O outro objetivo da medida, que seria reduzir a sobrecarga no atendimento da rede credenciada, também está fadado a ser um tiro no pé, já que é nítido e cristalino que poderá ocorrer o agravamento de diferentes quadros de saúde, não necessariamente vinculados à Covid-19, por causa dessa dilação dos prazos, por causa da falta de assistência em tempo razoável para evitar o agravamento da doença. E, com o agravamento dos quadros, onde o usuário vai buscar atendimento? Nas emergências das clínicas e hospitais e pronto-atendimentos. É importante a gente lembrar que o usuário do sistema é leigo; precisa, muitas vezes, do atendimento médico para saber se o caso é de urgência e/ou emergência.

A preocupação também é no sentido de não desperdiçar esforços e medidas emergenciais que necessariamente precisam ser tomadas nesse momento de crise, como por exemplo, a utilização de recursos de aproximadamente 15 bilhões de reais, sem a devida garantia de melhoria no atendimento, que já era precário enquanto vigiam os prazos anteriores.

A população brasileira vive uma grave crise econômica e os planos precisam usar desses recursos emergenciais para garantir que os usuários possam permanecer no sistema independente da crise, não tendo o plano cancelado por falta de pagamento, por exemplo, enquanto durar o período de calamidade provocada pelo coronavirus.

O Projeto de Lei 846/20 impede a suspensão ou rescisão de contratos de plano de saúde, por qualquer motivo, durante a emergência de saúde pública de importância internacional decorrente do Coronavírus (Covid-19).

O autor, deputado Acácio Favacho (Pros-AP), apresentou o projeto no último dia 23/3, destacando que a falta de leitos para atender a demanda dos infectados por coronavírus é a maior preocupação da OMS e que, neste cenário, não pode ser permitida, pela lei, a suspensão e cancelamento de cobertura por planos de saúde.

Esperamos que o monitoramento das reclamações dos consumidores perante os planos de saúde continue a ser realizado, agora com mais frequência que o habitual, tendo em vista a restrição de direitos trazida pela nova normativa da ANS. Isso porque, em tempos normais, já era comum o noticiário relatar suspensão na comercialização de planos justamente por falta de atendimento dentro do prazos anteriormente fixados.

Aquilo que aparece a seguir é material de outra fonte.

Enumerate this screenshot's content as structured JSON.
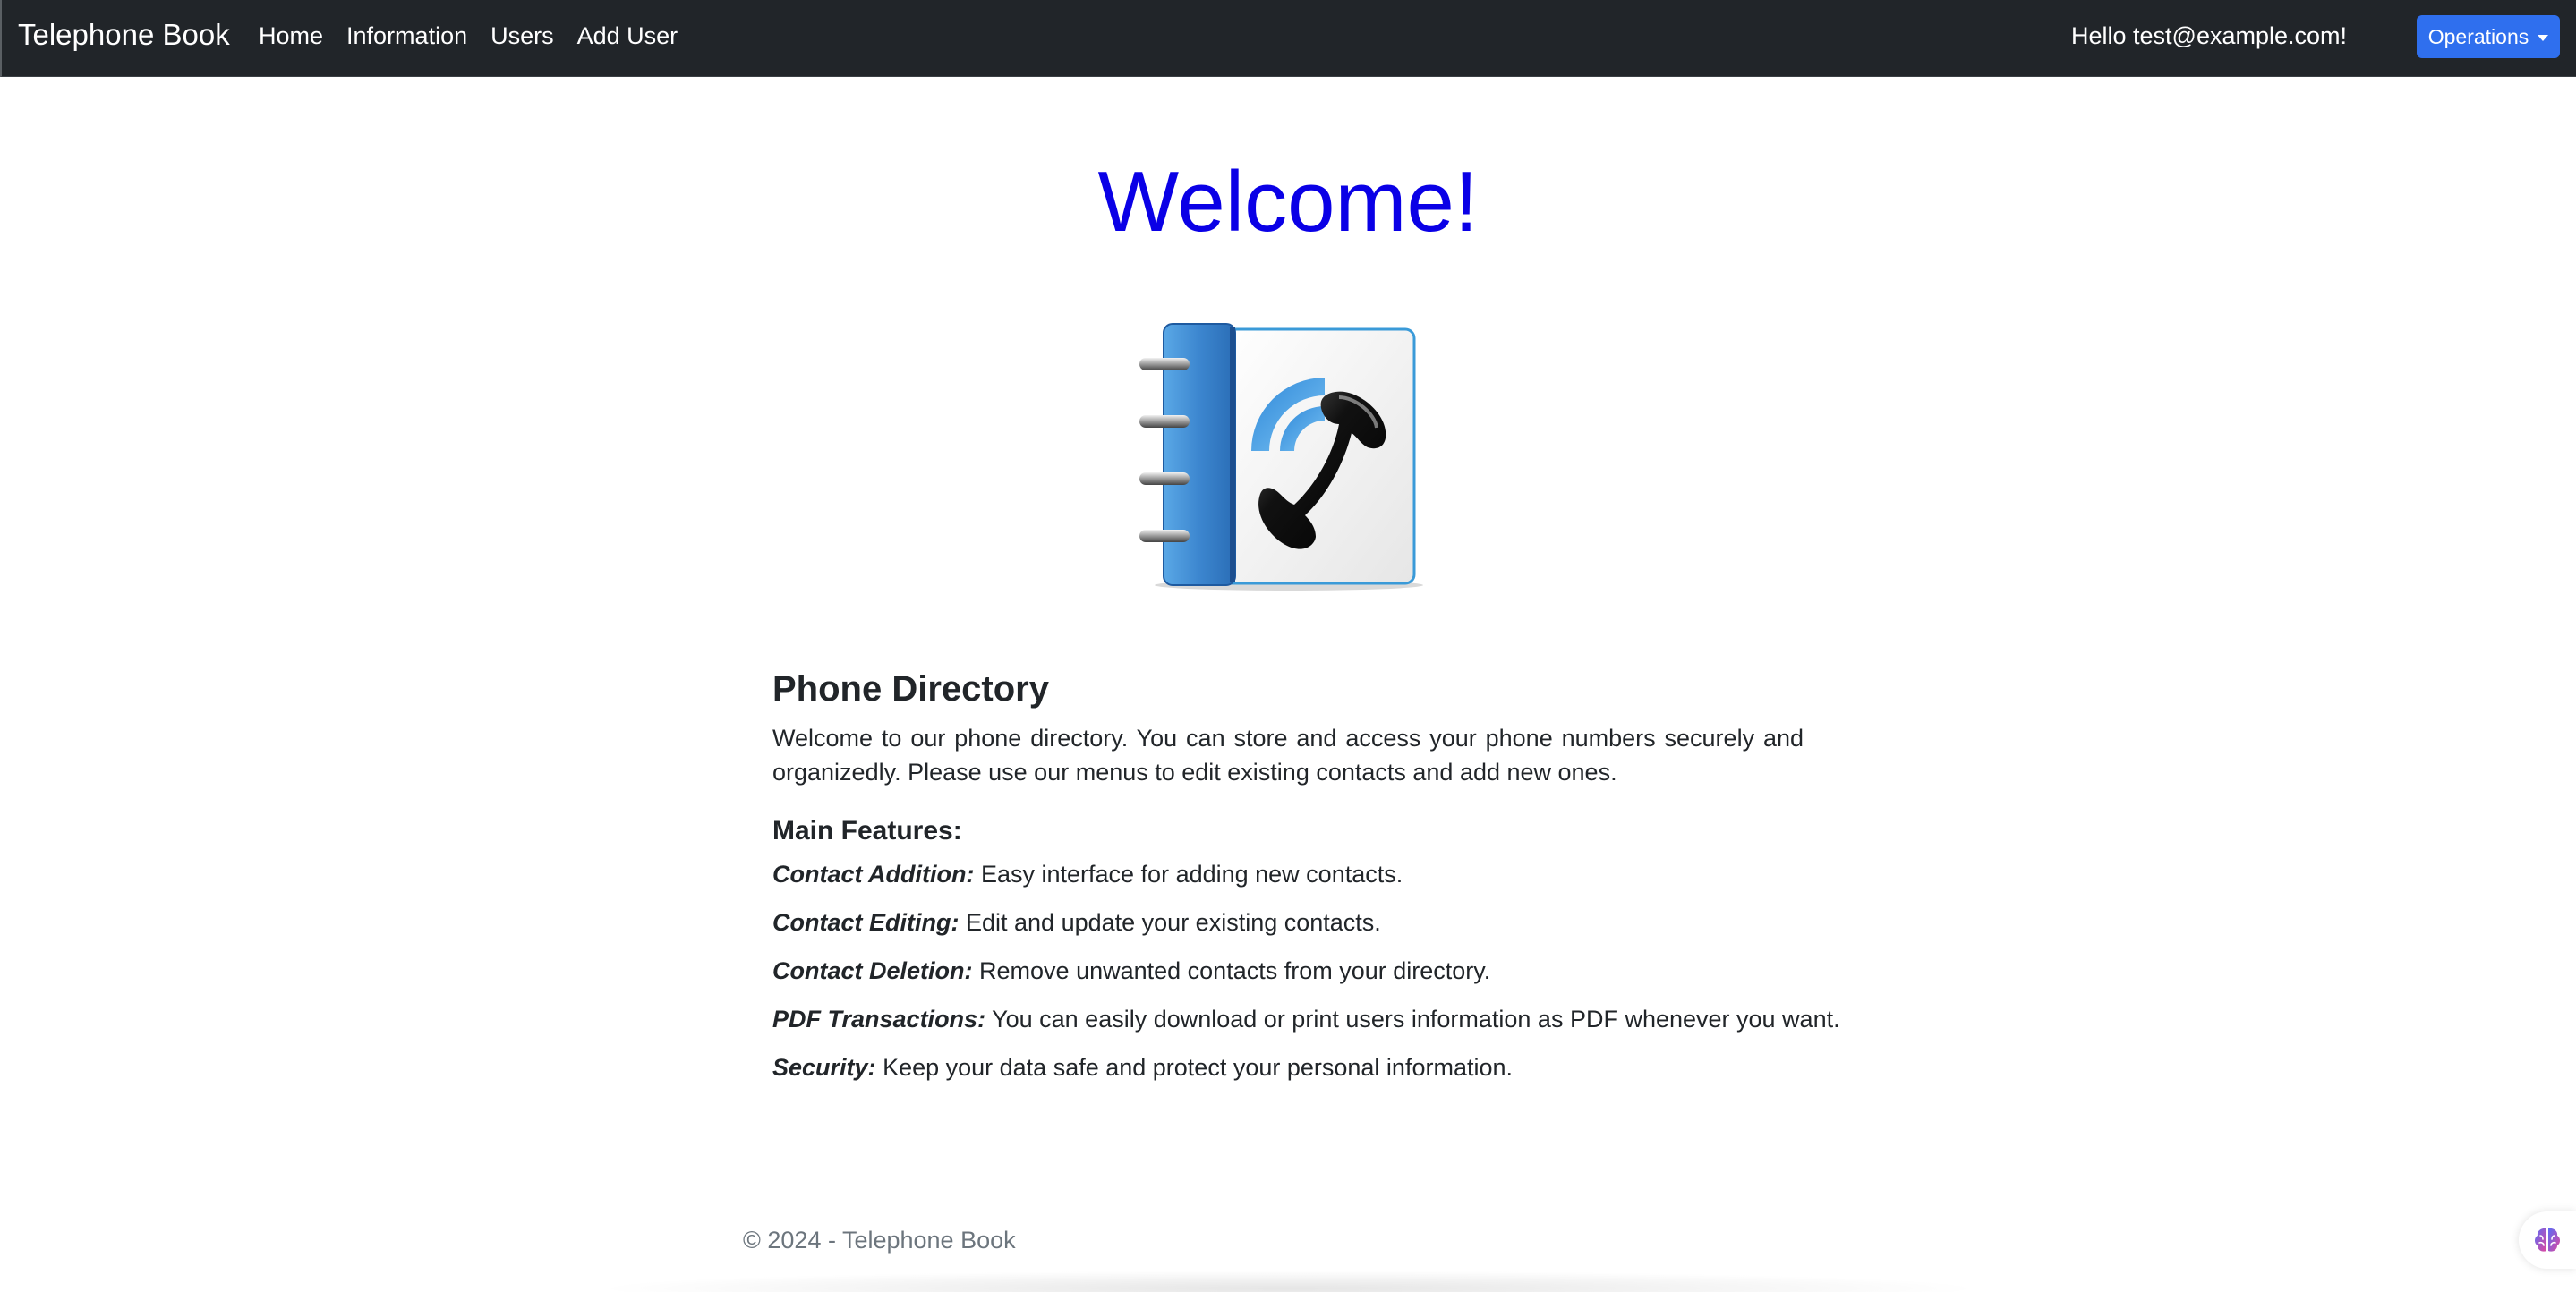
{
  "navbar": {
    "brand": "Telephone Book",
    "links": [
      "Home",
      "Information",
      "Users",
      "Add User"
    ],
    "greeting": "Hello test@example.com!",
    "operations_label": "Operations"
  },
  "main": {
    "welcome": "Welcome!",
    "logo_icon": "phone-book-icon",
    "title": "Phone Directory",
    "intro": "Welcome to our phone directory. You can store and access your phone numbers securely and organizedly. Please use our menus to edit existing contacts and add new ones.",
    "features_title": "Main Features:",
    "features": [
      {
        "name": "Contact Addition:",
        "text": "Easy interface for adding new contacts."
      },
      {
        "name": "Contact Editing:",
        "text": "Edit and update your existing contacts."
      },
      {
        "name": "Contact Deletion:",
        "text": "Remove unwanted contacts from your directory."
      },
      {
        "name": "PDF Transactions:",
        "text": "You can easily download or print users information as PDF whenever you want."
      },
      {
        "name": "Security:",
        "text": "Keep your data safe and protect your personal information."
      }
    ]
  },
  "footer": {
    "copyright": "© 2024 - Telephone Book"
  },
  "colors": {
    "navbar_bg": "#212529",
    "welcome": "#0a00e6",
    "operations_button": "#2f6fee"
  },
  "assistant_icon": "brain-icon"
}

Em reavaliações da medida ora adotada, é preciso que a ANS considere o problema da falta de assistência decorrente dessa medida, pois, embora foco atual seja no atendimento às consequências da pandemia da Covid-19, há outros pacientes, portadores de outras patologias, que necessitam de respaldo da ANS para que possam dar continuidade a tratamentos que garantem a vida, a saúde e a dignidade em meio a esse momento de tanta turbulência social. É preciso garantir a organização da ANS para que essa flexibilização dos prazos de atendimento não cause mais negativas de cobertura do que o habitual.